Compared to the fecal microbiota, Lactococcus, Streptococcus, Bacteroides and Collinsella were enriched in vitro (+ 8% to + 40% compared to feces) concomitant with a decrease in Bifidobacterium abundance (-28% to -65% compared to feces) (Fig. 6). However, the abundant genera of all IVM were maintained over time, except for Olsenella outcompeting Streptococcus in IVM 07. Further, the abundance of Streptococcus was high (28–35%) in IVM 06 from day 20 onwards compared to below 1% at day 9–11. The community richness decreased while the evenness increased in all IVM compared to the fecal inoculum (Supplementary Fig. 5). Alpha diversity was stable over the course of fermentation and similar between all IVM (observed ASVs: 46–55, Pielou’s evenness index: 0.60–0.66). Only IVM 06 showed a significant but small increase of evenness (0.07, p = 0.02) from day 9–11 to day 98–100.
Fermentation metabolite profile
The main metabolites detected in all IVM were acetate, followed by propionate, formate and butyrate (Fig. 7). After the initial 2 days of continuous fermentation, the intermediate metabolite lactate decreased to very low or non-detectable levels in all IVM. IVM 06, 08 and 09 established a propiogenic metabolite profile characterized by main SCFA ratio (acetate:propionate:butyrate) of 76:19:5, 66:26:8 and 74:18:8, respectively, in agreement with the propiogenic fecal metabolite profile (Fig. 3). In contrast, IVM 07 developed a butyrogenic profile with a main SCFA ratio of 57:15:28, while the fecal metabolite profile was propiogenic (83:13:4). The metabolite profiles were maintained over the complete cultivation period in all IVM, except for IVM 09 where a decrease in propionate between day 23 and 33 was observed followed by a recovery.
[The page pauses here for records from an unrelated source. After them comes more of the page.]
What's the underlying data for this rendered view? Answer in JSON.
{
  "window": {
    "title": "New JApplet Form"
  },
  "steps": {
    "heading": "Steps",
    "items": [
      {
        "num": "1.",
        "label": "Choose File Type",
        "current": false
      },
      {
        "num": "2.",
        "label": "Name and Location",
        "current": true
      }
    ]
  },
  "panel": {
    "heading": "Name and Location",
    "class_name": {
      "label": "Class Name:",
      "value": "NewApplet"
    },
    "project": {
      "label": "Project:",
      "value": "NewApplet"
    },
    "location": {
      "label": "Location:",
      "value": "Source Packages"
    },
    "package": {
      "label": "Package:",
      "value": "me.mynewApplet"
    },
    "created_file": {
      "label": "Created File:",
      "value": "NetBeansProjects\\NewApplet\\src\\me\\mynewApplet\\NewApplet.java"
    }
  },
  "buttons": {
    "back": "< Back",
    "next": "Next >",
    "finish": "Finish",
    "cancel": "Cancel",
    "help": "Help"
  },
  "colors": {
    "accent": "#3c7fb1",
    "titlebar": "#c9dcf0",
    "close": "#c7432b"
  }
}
Total metabolic activity over time was assessed considering total carbon concentrations to account for different carbon content of fermentation metabolites. The coefficient of variation over the complete fermentation time was comparable between IVM with 19%, 13%, 11% and 14% for IVM 06, 07, 08 and 09, respectively.
In summary, the Kenyan infant PolyFermS model maintained the most abundant genera, community diversity and specific metabolite profiles in IVM effluents over up to 107 days continuous fermentation.